Сага о Форсайдах - Джон Голсуори
Шрифт:
Интервал:
Закладка:
Студия, где они разбирали папки и наклеивали ярлычки, была некогда классной комнатой Холли; здесь она девочкой занималась своими шелковичными червями, гербарием, музыкой и прочими предметами обучения. Теперь, в конце июля, хоть окна выходили на север и на восток, теплый дремотный воздух струился в комнату сквозь выцветшие сиреневые холщовые занавески. Чтобы несколько смягчить холод умершей славы - славы сжатого золотого поля, всегда витающей над комнатой, которую оставил хозяин, Ирэн поставила на замазанный красками стол вазу с розами. Розы да любимая кошка Джолиона, все льнущая к покинутому жилью, были отрадным пятном в разворошенной и печальной рабочей комнате. Стоя у северного окна и вдыхая воздух, таинственно напоенный теплым запахом клубники, Джон услышал шум подъезжающего автомобиля. Опять, верно, поверенные насчет какой-нибудь ерунды! Почему этот запах вызывает такую боль? И откуда он идет - с этой стороны около дома нет клубничных грядок. Машинально достал он из кармана мятый лист бумаги и записал несколько отрывочных слов. В груди его разливалось тепло; он потер ладони. Скоро на листке появились строки.

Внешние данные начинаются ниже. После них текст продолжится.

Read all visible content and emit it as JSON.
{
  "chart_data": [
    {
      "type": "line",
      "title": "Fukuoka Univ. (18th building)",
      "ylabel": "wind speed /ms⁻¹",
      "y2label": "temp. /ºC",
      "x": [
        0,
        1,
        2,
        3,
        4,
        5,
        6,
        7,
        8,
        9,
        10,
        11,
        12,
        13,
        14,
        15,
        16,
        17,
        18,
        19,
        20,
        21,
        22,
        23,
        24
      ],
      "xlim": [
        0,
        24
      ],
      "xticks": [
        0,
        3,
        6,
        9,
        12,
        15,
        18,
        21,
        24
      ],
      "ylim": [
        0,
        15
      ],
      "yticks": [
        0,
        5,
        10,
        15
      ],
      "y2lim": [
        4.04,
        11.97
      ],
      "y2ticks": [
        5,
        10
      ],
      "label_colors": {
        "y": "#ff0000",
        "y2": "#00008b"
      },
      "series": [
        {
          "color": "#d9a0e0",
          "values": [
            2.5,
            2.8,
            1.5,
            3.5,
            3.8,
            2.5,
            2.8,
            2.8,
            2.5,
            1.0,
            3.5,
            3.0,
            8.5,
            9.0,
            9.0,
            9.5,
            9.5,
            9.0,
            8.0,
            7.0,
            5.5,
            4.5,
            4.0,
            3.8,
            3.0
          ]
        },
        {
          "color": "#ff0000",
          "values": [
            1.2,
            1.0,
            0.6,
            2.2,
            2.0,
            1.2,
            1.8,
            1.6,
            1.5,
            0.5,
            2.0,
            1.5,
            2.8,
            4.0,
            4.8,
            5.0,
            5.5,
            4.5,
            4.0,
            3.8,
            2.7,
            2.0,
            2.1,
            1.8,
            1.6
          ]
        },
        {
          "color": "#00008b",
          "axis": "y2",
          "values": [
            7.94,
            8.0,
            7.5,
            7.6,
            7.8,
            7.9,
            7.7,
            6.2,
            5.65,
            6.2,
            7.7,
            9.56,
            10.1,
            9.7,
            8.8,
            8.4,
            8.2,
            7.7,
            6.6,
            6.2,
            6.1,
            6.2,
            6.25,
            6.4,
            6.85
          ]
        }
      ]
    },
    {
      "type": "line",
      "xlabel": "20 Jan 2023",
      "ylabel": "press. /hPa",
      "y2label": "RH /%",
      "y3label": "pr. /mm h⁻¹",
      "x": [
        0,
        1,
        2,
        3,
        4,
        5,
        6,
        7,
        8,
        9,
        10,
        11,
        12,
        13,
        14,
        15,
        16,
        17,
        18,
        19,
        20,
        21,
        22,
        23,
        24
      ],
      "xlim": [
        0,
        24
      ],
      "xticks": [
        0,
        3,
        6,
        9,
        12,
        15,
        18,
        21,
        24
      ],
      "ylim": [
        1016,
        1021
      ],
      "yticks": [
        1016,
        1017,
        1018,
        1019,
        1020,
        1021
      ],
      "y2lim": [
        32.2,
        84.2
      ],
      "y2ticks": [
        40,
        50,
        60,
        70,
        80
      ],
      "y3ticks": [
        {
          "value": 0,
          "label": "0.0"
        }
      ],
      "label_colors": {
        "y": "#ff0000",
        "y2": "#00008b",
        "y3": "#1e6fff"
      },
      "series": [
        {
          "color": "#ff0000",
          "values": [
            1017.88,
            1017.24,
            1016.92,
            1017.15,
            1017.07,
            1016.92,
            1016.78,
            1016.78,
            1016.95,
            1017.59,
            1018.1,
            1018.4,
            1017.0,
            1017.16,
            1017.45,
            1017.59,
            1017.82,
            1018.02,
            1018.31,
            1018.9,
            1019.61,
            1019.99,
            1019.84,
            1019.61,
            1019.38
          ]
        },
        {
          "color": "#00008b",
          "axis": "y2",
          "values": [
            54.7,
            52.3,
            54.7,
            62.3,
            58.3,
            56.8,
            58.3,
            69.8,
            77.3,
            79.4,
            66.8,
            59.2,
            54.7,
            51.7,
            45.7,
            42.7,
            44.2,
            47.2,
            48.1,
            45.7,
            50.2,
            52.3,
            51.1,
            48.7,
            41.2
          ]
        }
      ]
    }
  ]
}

Когда б я песню мог сложить,
Чтоб сердце песней исцелить!
Ту песню смастерил бы я
Из милых маленьких вещей:
Шуршит крыло, журчит ручей,
Цветок осыпался в траве.
Роса дробится в мураве,
На солнышке мурлычет кот,
В кустах малиновка поет,
И ветер, стебли шевеля,
Доносит тонкий звон шмеля...
И будет песня та легка,
Как луч, как трепет мотылька;
Проснется - я открою дверь:
Лети и пой теперь!
Стоя у окна, он еще бормотал про себя стихи, когда услышал, что его позвали по имени, и, обернувшись, увидел Флер. Перед этим неожиданным видением он онемел и замер в неподвижности, между тем как ее живой и ясный взгляд овладевал его сердцем. Потом он сделал несколько шагов навстречу ей, остановился у стола, сказал:
- Как хорошо, что ты приехала! - и увидел, что она зажмурилась, как если бы он швырнул в нее камнем.
- Я спросила, дома ли ты, - сказала она, - и мне предложили пройти сюда наверх. Но я могу и уйти.
Джон схватился за край измазанного красками стола, Ее лицо и фигура в платье с оборками запечатлевались на его зрачках с такой фотографической четкостью, что, провались он сквозь пол, он продолжал бы видеть ее.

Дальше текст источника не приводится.